W 2013 r. płacę minimalną, czyli wówczas 1600 zł brutto, otrzymywało np. 28 proc. pracowników budowlanych, podczas gdy w przemyśle ponad dwa i pół raza mniej, bo 11 proc. W branży budowlanej zatrudnionych jest dużo osób bez formalnego przygotowania zawodowego, które wykonują proste prace a wiele firm budowlanych jest w słabej kondycji finansowej choćby poprzez brak regularnej zapłaty za wykonane prace.
Co czwarty zatrudniony w ochronie, handlu, hotelarstwie i gastronomii otrzymuje także co najwyżej minimalne wynagrodzenie.
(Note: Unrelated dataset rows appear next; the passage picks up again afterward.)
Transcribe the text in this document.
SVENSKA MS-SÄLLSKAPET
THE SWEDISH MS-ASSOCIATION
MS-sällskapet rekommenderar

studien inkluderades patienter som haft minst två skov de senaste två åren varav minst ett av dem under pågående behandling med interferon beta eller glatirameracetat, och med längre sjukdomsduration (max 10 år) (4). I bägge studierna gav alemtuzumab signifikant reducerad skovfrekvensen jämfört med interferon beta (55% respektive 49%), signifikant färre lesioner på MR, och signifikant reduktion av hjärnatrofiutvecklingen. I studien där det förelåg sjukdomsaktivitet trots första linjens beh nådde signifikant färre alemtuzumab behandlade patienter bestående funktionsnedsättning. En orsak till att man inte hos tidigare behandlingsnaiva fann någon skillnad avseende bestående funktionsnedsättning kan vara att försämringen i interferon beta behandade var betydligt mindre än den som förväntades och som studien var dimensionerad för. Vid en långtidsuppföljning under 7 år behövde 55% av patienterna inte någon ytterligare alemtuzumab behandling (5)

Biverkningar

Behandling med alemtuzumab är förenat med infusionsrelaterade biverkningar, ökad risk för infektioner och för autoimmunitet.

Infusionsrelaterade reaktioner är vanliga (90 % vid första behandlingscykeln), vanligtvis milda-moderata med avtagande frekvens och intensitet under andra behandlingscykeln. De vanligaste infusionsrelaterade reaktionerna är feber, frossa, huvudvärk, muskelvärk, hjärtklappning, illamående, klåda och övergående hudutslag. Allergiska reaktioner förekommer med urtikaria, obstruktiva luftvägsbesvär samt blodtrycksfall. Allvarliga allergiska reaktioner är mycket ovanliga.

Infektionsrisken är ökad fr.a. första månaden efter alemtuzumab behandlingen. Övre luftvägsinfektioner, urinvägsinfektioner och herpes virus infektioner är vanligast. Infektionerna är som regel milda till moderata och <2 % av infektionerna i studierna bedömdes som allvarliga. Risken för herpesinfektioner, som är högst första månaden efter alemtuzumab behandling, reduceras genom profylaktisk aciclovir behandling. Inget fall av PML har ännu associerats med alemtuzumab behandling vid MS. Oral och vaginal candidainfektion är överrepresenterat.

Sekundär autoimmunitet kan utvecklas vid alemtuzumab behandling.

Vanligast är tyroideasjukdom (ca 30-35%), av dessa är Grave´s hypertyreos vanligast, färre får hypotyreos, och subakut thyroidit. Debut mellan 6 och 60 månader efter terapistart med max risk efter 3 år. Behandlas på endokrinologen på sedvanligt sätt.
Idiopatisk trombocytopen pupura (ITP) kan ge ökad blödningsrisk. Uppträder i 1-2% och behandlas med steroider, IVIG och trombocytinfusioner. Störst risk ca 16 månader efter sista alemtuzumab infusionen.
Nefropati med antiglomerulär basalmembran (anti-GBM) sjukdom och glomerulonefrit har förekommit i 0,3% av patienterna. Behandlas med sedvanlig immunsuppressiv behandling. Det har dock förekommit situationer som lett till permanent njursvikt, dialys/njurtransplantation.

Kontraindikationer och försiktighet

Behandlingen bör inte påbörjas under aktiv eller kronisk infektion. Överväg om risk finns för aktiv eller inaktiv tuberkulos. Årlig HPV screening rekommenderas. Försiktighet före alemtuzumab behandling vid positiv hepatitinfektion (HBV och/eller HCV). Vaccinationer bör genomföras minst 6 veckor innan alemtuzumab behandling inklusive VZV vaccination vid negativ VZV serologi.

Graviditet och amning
Małe sklepy tracą klientów na rzecz dyskontów i supermarketów z obcym kapitałem.
 
 
Z danych GUS, na które powołuje się DGP, wynika, że w rankingu województw najgorzej jest w woj. łódzkim. W tym regionie aż 17 proc. zatrudnionych pobiera wynagrodzenie nieprzekraczające minimalnej płacy. Najlepiej jest w woj. mazowieckim. W tym regionie tylko co dziesiąty zatrudniony otrzymuje co najwyżej minimalną płacę. Tutaj pozycję Mazowsza zawyża Warszawa, a ponadto koszty życia w stolicy są najwyższe, co sprawia, że zarobki też muszą być odpowiednio wysokie.
NSZZ „S” domaga się od lat, by płaca minimalna wynosiła 50 proc. średniego wynagrodzenia w gospodarce narodowej. W 2013 r. minimalna pensja sięgała 43,8 proc., a w roku ubiegłym 44,4 proc. średniej. Rząd i pracodawcy nie godzą się na spełnienie związkowych postulatów, ponieważ uważają, że miałoby to zwiększyć bezrobocie i szarą strefę.
Według cytowanego przez DGP prof. Mieczysława Kabaja z Instytutu Pracy i Spraw Socjalnych nie ma prostej zależności między poziomem płacy minimalnej a stopą bezrobocia. I tak np. w 2002 r., gdy płaca minimalna wynosiła tylko 35,6 proc. przeciętnego wynagrodzenia w gospodarce, stopa bezrobocia w końcu roku była najwyższa w okresie transformacji gospodarczej i wynosiła 19,7 proc. W 2013 r., gdy po kilku latach podwyżek relacja pensji minimalnej do przeciętnej płacy wzrosła do 43,8 proc., stopa bezrobocia była zdecydowanie niższa i wyniosła 9,8 proc.
Zarabiający minimalnie wydają często więcej, niż zarabiają, aby przeżyć z miesiąca na miesiąc, korzystają z oszczędności – jeśli je mają, albo ze wsparcia rodziny, znajomych lub pomocy społecznej. Gdyby zarabiali więcej, to również większa byłaby ich konsumpcja. Bo najbiedniejsi na bieżące wydatki przeznaczają na ogół całość swoich dochodów – analizują eksperci przepytywani przez DGP.